Segundo momento: Sobre o sorriso, que é um sub-riso, portanto, sobre o riso, o quanto ele nos define (o único animal que ri, dizia Aristóteles), o quanto ele nos expõe (Hobbes), o quanto ele nos humilha (Platão), o quanto nos afasta da verdade pura (ainda Platão), o quanto ele nos diferencia de Deus e dos outros animais (ideia Medieval), MAS TAMBÉM o quanto ele nos devolve à humanidade, nos tira o peso da perfeição, nos ajuda a palpar as próprias feridas e fragilidades com leveza, fazendo-nos participar de uma alegria compartilhada quando nos entregamos ao ofício de palhaço, ao sublime de um amor que não nos quer forte para se preencher, mas nos quer como nós somos para nos amar por amar, sem porquês.

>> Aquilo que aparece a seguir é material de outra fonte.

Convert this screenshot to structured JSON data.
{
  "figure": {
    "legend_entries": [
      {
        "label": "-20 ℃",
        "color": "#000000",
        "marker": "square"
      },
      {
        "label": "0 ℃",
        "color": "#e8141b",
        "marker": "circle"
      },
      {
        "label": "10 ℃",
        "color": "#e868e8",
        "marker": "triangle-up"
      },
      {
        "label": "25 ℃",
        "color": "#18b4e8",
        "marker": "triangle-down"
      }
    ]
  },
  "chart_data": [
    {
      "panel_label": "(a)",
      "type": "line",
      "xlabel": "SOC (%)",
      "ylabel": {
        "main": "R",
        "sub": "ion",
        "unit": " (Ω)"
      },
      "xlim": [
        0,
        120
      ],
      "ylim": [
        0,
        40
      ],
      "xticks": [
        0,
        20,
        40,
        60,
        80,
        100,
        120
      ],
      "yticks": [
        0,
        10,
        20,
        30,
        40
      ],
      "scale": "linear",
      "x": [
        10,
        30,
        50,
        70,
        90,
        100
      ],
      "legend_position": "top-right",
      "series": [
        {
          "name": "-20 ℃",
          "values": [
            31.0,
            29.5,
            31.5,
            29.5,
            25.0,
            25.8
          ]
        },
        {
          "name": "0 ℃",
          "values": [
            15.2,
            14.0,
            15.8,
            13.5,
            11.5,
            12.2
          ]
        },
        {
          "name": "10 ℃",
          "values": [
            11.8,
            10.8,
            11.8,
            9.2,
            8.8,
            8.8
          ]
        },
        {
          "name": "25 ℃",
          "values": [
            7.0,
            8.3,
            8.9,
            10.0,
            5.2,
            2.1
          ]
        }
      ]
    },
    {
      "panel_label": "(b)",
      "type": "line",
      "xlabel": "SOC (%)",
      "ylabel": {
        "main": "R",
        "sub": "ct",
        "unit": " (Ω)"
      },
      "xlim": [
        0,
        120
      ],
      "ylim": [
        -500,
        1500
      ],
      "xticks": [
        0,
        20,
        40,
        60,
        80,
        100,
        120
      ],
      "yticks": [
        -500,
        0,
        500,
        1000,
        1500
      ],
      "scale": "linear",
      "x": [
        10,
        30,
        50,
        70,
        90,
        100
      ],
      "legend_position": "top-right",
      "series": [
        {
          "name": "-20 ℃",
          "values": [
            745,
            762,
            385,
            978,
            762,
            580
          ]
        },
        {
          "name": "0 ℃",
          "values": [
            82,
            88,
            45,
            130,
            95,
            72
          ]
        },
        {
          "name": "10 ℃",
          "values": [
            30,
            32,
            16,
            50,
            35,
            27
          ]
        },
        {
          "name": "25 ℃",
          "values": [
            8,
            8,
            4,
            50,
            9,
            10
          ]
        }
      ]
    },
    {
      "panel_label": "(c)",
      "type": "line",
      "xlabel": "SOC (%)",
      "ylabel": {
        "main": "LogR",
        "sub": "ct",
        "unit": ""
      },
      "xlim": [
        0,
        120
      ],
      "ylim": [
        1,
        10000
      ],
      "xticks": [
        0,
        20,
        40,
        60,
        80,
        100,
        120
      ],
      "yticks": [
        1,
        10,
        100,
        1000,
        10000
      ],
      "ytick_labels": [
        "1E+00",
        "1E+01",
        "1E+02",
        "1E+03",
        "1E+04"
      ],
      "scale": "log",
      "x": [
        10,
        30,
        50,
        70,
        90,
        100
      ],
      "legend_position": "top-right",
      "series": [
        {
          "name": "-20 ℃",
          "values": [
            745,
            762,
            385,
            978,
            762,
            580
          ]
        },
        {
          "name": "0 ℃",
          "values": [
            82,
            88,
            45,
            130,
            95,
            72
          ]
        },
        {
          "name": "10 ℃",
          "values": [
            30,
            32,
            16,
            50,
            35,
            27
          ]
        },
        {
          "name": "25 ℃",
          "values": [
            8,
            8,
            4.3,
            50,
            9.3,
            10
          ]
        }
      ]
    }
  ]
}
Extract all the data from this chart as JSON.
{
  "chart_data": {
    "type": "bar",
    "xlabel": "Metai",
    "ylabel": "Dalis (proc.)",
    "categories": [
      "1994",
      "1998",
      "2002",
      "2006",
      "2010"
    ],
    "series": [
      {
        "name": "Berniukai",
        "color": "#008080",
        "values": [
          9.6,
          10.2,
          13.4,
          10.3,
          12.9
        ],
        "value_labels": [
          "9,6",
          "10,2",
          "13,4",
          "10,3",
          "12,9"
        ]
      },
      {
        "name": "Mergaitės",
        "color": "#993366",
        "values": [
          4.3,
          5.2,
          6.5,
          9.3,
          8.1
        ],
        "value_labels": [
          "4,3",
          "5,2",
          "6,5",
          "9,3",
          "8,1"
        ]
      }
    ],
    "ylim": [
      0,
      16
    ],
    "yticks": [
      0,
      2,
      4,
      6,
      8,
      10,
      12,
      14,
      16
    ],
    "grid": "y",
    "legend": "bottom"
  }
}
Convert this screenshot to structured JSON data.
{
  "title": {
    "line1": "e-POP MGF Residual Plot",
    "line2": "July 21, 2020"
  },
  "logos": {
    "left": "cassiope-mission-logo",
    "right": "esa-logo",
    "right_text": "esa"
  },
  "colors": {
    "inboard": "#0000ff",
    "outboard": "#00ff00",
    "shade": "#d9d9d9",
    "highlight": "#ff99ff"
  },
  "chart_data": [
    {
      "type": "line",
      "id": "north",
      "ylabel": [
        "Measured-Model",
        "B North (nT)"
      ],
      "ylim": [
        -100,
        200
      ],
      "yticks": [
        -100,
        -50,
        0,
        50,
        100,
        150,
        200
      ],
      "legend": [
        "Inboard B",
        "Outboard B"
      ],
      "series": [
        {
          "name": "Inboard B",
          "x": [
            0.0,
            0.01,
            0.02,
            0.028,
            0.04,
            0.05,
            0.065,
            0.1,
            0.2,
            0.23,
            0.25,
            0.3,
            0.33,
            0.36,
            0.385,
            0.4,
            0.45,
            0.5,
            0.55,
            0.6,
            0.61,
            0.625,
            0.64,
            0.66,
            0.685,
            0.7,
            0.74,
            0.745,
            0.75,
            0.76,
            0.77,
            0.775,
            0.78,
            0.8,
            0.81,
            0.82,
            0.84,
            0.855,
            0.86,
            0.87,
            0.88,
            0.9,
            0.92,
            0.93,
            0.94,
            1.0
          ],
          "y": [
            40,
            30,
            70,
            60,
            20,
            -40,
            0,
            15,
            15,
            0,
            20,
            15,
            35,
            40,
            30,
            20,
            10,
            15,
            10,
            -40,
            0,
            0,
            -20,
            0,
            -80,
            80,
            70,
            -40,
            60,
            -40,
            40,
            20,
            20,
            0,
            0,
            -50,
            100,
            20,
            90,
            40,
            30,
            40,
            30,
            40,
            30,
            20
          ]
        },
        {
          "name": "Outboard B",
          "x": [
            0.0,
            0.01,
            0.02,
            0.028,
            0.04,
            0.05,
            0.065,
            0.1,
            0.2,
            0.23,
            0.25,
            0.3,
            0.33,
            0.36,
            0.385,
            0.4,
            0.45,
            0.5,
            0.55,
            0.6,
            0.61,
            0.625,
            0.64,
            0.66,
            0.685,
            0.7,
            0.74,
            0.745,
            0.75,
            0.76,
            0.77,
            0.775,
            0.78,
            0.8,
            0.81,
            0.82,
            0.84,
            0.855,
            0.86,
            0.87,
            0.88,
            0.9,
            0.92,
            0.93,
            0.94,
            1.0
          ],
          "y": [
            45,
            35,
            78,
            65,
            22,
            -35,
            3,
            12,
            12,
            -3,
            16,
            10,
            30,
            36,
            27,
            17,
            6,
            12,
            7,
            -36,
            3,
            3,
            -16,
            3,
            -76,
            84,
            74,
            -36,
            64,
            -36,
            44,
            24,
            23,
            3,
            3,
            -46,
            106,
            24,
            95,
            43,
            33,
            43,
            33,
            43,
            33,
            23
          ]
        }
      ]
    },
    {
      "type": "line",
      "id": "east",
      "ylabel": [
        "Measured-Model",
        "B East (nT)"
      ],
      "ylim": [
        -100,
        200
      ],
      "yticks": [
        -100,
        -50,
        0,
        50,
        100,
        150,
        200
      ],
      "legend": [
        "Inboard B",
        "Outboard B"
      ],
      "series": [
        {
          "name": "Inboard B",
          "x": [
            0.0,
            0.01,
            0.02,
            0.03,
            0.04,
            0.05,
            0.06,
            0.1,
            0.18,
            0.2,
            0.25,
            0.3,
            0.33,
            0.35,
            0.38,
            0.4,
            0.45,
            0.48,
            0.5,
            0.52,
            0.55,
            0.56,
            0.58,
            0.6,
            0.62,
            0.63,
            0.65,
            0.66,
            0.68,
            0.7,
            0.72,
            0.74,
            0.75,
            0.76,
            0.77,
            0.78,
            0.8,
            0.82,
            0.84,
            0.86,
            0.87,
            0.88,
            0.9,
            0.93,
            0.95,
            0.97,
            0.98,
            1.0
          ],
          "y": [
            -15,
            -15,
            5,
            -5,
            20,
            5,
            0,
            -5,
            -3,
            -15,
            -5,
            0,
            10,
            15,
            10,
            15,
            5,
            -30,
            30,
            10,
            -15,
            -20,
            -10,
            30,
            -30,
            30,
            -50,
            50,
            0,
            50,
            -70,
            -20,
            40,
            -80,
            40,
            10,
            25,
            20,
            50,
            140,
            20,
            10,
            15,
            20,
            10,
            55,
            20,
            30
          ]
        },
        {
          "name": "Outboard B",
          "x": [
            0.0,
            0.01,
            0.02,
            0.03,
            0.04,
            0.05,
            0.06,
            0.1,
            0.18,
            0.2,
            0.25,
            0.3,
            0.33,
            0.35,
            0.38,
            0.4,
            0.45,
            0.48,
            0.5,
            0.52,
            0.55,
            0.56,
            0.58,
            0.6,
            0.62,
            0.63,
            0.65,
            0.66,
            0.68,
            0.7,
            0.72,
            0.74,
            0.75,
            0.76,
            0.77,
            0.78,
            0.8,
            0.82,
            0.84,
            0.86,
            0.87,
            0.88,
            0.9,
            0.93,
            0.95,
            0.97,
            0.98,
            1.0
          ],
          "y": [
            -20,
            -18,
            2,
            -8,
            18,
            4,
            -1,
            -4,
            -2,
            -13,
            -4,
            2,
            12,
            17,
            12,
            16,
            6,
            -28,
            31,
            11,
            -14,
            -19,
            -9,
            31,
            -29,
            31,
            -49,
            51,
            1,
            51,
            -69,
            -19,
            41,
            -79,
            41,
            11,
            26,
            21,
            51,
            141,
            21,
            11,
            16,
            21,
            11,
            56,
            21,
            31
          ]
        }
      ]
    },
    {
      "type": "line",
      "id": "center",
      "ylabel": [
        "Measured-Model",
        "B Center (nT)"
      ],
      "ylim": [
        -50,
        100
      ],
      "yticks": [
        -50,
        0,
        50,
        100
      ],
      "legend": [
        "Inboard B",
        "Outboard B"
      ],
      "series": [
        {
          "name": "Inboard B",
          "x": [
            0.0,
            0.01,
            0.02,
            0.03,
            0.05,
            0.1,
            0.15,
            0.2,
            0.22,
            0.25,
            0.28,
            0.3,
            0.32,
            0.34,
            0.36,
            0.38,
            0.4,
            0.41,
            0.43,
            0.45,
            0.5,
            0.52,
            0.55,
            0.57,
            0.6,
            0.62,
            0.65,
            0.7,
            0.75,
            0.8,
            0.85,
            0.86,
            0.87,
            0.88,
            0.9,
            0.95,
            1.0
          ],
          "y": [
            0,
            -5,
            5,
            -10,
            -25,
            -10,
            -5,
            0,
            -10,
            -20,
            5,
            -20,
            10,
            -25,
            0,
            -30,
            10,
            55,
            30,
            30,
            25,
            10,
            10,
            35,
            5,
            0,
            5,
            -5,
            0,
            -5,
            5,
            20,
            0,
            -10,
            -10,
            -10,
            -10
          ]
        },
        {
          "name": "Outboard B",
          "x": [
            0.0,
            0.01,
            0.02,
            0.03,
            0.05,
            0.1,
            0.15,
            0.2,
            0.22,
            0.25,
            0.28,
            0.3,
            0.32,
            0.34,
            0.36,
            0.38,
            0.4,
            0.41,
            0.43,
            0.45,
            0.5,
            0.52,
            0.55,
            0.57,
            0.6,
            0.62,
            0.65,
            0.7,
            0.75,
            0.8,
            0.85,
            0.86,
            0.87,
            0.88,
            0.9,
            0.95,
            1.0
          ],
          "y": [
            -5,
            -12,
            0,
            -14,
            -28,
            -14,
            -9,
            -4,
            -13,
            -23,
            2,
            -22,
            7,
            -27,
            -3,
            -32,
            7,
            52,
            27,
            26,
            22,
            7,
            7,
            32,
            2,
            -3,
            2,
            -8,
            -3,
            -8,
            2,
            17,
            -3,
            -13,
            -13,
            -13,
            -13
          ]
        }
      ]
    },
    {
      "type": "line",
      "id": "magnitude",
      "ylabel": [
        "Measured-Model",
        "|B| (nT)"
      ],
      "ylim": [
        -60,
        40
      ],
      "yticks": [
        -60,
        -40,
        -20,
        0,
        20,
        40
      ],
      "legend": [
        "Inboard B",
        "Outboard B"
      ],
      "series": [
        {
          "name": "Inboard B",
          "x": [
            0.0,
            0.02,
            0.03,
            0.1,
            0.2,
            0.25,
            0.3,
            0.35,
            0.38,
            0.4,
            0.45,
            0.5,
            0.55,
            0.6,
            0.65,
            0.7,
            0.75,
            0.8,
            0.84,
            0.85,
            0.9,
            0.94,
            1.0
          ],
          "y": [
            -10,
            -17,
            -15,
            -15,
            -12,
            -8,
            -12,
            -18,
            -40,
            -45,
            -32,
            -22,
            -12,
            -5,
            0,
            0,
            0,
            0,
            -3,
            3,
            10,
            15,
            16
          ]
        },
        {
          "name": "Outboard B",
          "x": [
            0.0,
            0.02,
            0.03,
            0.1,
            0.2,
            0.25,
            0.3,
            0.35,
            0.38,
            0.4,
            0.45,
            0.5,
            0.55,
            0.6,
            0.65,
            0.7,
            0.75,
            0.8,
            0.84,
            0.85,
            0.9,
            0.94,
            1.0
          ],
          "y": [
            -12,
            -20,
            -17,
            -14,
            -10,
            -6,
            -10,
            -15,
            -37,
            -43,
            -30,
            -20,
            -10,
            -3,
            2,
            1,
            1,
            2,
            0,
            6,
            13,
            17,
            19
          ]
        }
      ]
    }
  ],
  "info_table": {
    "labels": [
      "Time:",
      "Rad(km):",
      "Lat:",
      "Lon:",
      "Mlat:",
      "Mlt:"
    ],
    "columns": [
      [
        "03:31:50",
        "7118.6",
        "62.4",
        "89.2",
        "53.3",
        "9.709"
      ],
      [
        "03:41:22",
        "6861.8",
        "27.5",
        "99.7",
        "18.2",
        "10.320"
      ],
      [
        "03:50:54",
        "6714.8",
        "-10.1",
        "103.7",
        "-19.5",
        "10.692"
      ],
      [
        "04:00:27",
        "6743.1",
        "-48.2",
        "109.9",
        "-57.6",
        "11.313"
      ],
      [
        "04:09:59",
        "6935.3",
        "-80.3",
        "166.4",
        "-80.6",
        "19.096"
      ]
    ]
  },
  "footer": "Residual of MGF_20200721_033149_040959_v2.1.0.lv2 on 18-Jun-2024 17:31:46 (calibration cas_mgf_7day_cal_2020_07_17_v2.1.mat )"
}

Para essa reflexão me vali largamente das análise de Verena Alberti em "O riso e o risível na História do Pensamento ocidental". Mas também de Ariano Suassuna em "Iniciação à Estética".

Terceiro momento: Sobre o instante como outra forma de pensar o tempo, um tempo dilatado, um tempo que dura, um tempo de delicadeza, um tempo de emoções, um tempo não-escatológico, não-apocalíptico, não portador de flecha de sentido, mas buscador da riqueza de sentidos presentes, buscador de gozos mais do que de chegar ao gozo, de intensidades mais do que de produtividade, de qualidade mais do que de quantidade.


Esqueci de fechar um círculo de reflexão aqui. Voltando a mitologia da Odisséia, quando Ulisses reencontra Penélope, depois de ter derrotado "os pretendentes" com a ajuda da deusa Atenas e do seu filho Telêmaco, quando enfim está no leito com sua rainha, Zeus faz com que o instante se estenda para que o casal viva intensamente o gozo daquele reencontro.

Para essa reflexão do instante me vali das análises sobre as Epistemologias do Sul de Boaventura de Sousa Santos, particularmente o que pode ser encontrado a respeito das monoculturas e ecologias do tempo no "Manual de Uso do Fórum Social Mundial". Também, uma referência ligeira à algo do pensamento Chinês presente na fala de François Jullien no CD Le Bonheur - Visions Occidentale Et Chinoise.


Querendo finalizar com poesia e algo do que vivi, fiz uma leitura dramática de "Velhas árvores" de Olavo Bilac, poema que marcou um momento de crise meu. A finitude e o ridículo do palhaço, o sorriso (mas também a lágrima) que tive (e quis despertar) e a importância do instante se aglutinam nesse poema - entenderão porque quando compartilhar o vídeo da declamação.


No momento anexo de perguntas me vali das reflexões de Edgar Morin e seu Pensamento Complexo ("Ciência com Consciência" e "Introdução ao Pensamento complexo"), da autoridade de Nise da Silveira e sua paixão por Espinosa em seu "Cartas à Spinosa", bem como das referências superficiais à "Ética segundo o método dos geômetras" de Spinoza, enriquecidos pelos comentários que venho ouvindo do filósofo Luc Ferry (Descartes - Spinoza - Leibniz l'Oeuvre Philosophique) e do desenvolvimento e atualização da teoria de Spinoza para nossos contextos contemporâneos de sentimento e razão feitos pelo filósofo André Comte-Sponville, em várias de suas obras.